At last week’s digital government strategy launch (not the government digital strategy launch – do keep up), there was at least an acknowledgement of the déjà vu nature of the event, in that the Whitehall officials came prepared with an answer to the question, “Haven’t we heard this all before?”
The answer amounted mostly to, “Well, maybe. But we promise things will be different this time.”
That’s alright, then.
What conclusions can we draw from the familiarity of all we have heard? It could be that a) digigovstrat is just hard. Maybe it’s b) govistratdig needs more / better / different people to deliver it. Or perhaps it’s c) the UK government is simply not institutionally capable of making the changes needed to effectively deliver on its repeated stratidigitgov objectives? Choose your own preference.

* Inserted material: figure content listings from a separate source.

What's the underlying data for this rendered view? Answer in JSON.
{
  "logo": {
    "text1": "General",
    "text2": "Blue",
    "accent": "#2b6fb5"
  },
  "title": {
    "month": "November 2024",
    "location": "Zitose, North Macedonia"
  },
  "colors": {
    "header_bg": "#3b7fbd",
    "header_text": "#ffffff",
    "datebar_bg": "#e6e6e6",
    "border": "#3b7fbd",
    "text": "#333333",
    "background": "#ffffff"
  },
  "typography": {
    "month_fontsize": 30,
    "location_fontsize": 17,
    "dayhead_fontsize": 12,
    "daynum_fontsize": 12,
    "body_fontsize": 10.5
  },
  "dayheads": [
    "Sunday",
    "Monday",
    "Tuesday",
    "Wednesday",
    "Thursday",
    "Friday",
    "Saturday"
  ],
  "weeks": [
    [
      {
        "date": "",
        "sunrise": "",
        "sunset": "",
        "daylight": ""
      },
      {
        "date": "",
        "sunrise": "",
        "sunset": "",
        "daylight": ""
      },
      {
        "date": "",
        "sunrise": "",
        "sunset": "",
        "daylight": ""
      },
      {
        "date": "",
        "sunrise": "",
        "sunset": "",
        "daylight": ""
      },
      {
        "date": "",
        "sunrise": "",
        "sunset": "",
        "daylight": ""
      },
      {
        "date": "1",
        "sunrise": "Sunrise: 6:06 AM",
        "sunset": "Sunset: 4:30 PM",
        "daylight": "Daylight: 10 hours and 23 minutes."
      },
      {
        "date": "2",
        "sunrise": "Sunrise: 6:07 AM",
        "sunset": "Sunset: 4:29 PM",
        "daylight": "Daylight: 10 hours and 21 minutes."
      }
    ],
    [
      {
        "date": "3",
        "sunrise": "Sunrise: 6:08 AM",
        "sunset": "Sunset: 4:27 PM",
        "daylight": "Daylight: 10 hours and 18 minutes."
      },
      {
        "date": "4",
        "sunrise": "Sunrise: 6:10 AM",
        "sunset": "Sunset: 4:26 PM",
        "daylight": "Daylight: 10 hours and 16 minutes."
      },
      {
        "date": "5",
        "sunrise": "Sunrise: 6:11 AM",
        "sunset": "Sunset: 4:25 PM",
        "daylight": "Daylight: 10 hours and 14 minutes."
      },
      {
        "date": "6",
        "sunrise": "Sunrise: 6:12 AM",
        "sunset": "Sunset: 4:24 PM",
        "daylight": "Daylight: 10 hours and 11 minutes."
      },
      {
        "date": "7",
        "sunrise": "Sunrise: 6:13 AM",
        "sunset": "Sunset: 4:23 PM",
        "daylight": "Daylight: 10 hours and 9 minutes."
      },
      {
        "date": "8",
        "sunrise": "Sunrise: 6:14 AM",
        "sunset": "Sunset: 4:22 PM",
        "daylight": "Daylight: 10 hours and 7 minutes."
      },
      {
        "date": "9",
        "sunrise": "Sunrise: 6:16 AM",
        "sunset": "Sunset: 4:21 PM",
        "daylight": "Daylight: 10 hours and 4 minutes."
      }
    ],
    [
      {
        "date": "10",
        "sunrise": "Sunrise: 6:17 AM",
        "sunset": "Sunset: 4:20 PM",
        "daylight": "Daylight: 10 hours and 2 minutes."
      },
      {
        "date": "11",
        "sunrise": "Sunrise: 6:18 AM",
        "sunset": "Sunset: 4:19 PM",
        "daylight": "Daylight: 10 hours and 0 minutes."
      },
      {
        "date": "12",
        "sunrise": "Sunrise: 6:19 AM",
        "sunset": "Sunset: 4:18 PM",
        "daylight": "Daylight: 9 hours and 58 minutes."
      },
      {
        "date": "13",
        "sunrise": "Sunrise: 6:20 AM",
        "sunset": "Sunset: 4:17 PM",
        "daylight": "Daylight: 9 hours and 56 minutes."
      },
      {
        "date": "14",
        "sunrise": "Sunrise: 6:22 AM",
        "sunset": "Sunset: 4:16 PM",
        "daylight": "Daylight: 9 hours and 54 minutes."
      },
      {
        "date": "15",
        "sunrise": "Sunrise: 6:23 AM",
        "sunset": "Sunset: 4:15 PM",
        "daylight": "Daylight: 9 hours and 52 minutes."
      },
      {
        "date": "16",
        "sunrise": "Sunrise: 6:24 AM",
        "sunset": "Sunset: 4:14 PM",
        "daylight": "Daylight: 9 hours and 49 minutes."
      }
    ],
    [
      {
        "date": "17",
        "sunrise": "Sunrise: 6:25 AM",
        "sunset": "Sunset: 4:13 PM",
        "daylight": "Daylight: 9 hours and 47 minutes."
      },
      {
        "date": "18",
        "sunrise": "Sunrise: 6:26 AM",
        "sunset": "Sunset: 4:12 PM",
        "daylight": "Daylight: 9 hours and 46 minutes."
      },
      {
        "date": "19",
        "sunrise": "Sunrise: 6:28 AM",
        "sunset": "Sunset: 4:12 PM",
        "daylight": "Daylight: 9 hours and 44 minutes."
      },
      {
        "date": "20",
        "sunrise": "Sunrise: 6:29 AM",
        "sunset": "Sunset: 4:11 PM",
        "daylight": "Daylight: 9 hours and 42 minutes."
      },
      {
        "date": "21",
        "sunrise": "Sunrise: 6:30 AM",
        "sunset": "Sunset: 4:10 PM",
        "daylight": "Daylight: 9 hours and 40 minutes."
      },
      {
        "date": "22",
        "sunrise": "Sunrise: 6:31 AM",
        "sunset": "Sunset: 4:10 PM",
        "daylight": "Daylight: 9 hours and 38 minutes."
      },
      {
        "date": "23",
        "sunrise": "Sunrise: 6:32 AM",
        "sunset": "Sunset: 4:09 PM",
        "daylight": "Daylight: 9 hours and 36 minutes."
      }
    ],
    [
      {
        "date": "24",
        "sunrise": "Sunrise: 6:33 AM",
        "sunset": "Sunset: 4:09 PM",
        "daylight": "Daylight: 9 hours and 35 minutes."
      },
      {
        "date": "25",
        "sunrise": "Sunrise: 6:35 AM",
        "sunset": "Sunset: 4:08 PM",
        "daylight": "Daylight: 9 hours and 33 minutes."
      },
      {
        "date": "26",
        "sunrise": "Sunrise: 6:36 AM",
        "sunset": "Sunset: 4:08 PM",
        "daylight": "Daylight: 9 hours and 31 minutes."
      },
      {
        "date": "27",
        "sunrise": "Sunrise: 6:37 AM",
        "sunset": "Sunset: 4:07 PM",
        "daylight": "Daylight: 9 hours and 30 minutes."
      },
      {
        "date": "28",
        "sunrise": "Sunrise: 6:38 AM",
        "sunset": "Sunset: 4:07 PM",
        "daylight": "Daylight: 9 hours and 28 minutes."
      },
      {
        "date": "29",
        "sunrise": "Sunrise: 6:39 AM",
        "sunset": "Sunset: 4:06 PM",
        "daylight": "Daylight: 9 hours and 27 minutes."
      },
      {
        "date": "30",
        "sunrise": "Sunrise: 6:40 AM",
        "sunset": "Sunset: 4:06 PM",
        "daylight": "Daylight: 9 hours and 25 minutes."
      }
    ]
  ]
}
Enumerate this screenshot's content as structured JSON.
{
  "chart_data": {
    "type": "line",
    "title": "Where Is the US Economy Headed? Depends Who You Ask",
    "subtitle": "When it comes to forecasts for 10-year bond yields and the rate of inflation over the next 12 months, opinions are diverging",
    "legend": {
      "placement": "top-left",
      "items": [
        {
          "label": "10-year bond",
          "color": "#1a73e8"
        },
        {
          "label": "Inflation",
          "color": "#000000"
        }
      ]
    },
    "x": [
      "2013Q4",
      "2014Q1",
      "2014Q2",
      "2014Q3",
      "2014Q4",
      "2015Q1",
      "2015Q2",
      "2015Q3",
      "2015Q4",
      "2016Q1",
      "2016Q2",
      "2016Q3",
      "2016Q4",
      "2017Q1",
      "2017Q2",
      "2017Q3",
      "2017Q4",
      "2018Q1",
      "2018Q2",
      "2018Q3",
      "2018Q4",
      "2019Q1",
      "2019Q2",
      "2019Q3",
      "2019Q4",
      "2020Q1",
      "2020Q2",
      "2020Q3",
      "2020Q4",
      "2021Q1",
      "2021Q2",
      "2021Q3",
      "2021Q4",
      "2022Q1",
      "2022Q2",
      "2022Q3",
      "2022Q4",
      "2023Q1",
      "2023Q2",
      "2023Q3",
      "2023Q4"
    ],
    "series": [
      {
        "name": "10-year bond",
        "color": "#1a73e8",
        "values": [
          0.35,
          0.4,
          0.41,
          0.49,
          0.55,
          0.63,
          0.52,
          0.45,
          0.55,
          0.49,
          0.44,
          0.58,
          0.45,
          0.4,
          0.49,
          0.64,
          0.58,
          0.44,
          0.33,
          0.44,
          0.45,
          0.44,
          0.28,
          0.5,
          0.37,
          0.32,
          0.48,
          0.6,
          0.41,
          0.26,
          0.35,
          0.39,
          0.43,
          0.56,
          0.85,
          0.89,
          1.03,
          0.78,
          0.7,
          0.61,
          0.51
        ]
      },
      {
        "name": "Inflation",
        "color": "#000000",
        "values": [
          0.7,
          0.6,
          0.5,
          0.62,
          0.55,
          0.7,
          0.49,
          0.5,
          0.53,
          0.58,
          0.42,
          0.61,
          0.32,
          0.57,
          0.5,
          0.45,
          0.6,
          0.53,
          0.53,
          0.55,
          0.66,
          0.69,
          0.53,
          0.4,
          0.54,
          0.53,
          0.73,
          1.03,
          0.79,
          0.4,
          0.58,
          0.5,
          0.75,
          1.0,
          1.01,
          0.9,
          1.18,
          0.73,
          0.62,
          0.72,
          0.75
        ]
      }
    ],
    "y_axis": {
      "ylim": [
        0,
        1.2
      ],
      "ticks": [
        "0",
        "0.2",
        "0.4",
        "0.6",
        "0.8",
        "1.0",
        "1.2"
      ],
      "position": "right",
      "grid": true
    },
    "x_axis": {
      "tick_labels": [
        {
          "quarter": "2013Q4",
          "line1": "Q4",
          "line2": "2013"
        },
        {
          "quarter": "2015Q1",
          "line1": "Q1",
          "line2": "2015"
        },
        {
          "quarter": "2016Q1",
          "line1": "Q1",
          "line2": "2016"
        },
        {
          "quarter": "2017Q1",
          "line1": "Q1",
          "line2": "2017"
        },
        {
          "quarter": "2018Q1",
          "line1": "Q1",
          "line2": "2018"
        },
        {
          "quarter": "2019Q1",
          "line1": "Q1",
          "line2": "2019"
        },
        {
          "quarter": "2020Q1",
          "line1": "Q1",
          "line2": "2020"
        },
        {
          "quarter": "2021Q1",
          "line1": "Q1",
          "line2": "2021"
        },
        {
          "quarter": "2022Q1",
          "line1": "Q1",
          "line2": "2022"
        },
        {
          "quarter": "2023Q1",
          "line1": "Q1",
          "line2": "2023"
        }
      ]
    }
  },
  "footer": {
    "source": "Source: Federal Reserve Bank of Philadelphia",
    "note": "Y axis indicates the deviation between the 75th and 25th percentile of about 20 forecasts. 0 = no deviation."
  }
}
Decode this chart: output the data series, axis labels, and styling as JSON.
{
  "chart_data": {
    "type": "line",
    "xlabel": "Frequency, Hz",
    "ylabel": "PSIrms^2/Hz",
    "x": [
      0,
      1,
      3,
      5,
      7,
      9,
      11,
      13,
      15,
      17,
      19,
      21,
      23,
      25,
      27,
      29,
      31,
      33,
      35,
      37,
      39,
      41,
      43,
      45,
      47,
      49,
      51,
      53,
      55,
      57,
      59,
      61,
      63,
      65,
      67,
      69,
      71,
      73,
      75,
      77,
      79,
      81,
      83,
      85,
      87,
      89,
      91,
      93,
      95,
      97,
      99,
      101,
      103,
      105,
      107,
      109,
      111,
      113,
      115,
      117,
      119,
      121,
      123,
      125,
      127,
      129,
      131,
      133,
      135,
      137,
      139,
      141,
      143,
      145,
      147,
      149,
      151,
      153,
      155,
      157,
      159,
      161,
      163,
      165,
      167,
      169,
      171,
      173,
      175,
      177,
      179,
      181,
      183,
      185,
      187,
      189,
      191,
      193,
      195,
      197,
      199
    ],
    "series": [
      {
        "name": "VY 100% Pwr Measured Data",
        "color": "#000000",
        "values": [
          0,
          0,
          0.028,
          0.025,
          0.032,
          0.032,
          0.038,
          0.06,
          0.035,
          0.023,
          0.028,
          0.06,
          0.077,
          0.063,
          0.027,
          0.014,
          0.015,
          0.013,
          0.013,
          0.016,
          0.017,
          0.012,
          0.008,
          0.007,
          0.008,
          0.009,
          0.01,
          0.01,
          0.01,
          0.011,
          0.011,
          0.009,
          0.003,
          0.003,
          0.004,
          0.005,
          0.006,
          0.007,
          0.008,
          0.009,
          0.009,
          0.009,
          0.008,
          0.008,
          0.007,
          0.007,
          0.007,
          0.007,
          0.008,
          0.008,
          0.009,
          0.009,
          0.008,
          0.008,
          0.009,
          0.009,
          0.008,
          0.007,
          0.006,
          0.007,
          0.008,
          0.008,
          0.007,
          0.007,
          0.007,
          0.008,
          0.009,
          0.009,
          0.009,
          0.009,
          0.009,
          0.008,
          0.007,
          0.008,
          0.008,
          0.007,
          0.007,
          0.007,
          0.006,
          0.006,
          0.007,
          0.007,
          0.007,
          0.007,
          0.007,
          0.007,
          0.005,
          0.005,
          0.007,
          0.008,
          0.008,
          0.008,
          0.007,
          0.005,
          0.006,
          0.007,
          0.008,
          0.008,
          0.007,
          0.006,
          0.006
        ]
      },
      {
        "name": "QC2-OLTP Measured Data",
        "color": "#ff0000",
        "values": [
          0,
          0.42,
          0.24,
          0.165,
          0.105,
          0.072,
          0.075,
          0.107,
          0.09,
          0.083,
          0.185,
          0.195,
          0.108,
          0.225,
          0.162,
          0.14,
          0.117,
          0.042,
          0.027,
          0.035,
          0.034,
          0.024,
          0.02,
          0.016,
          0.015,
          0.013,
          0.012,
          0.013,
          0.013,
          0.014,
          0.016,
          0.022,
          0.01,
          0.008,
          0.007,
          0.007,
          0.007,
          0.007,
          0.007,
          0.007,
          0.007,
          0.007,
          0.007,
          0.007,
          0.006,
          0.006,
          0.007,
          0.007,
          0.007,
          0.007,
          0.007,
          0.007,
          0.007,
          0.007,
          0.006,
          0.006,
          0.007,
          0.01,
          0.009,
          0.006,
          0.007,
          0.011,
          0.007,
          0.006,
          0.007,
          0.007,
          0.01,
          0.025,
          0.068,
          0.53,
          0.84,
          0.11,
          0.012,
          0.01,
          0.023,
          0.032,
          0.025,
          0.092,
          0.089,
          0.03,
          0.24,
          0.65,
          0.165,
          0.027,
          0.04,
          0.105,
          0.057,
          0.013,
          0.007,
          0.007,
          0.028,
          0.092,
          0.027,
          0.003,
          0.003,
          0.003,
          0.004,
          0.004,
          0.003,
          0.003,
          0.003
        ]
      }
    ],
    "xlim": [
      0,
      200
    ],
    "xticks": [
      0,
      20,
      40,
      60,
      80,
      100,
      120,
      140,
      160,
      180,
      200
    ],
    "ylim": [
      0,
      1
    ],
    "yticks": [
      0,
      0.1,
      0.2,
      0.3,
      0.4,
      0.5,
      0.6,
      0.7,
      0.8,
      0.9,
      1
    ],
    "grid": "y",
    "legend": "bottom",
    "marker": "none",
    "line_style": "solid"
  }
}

Only two things are certain, and they are as certain now as they have been in every govdigitstrat programme of the past 25 years.
The UK needs vastly, gobsmackingly better digital public services than we have.
The UK needs a globally competitive digital economy and needs it pronto, or the gathering economic and political malaise around the country will forever leave us playing catch-up as a second-tier digital nation.
On those two points, all of us, inside and outside government, can surely agree.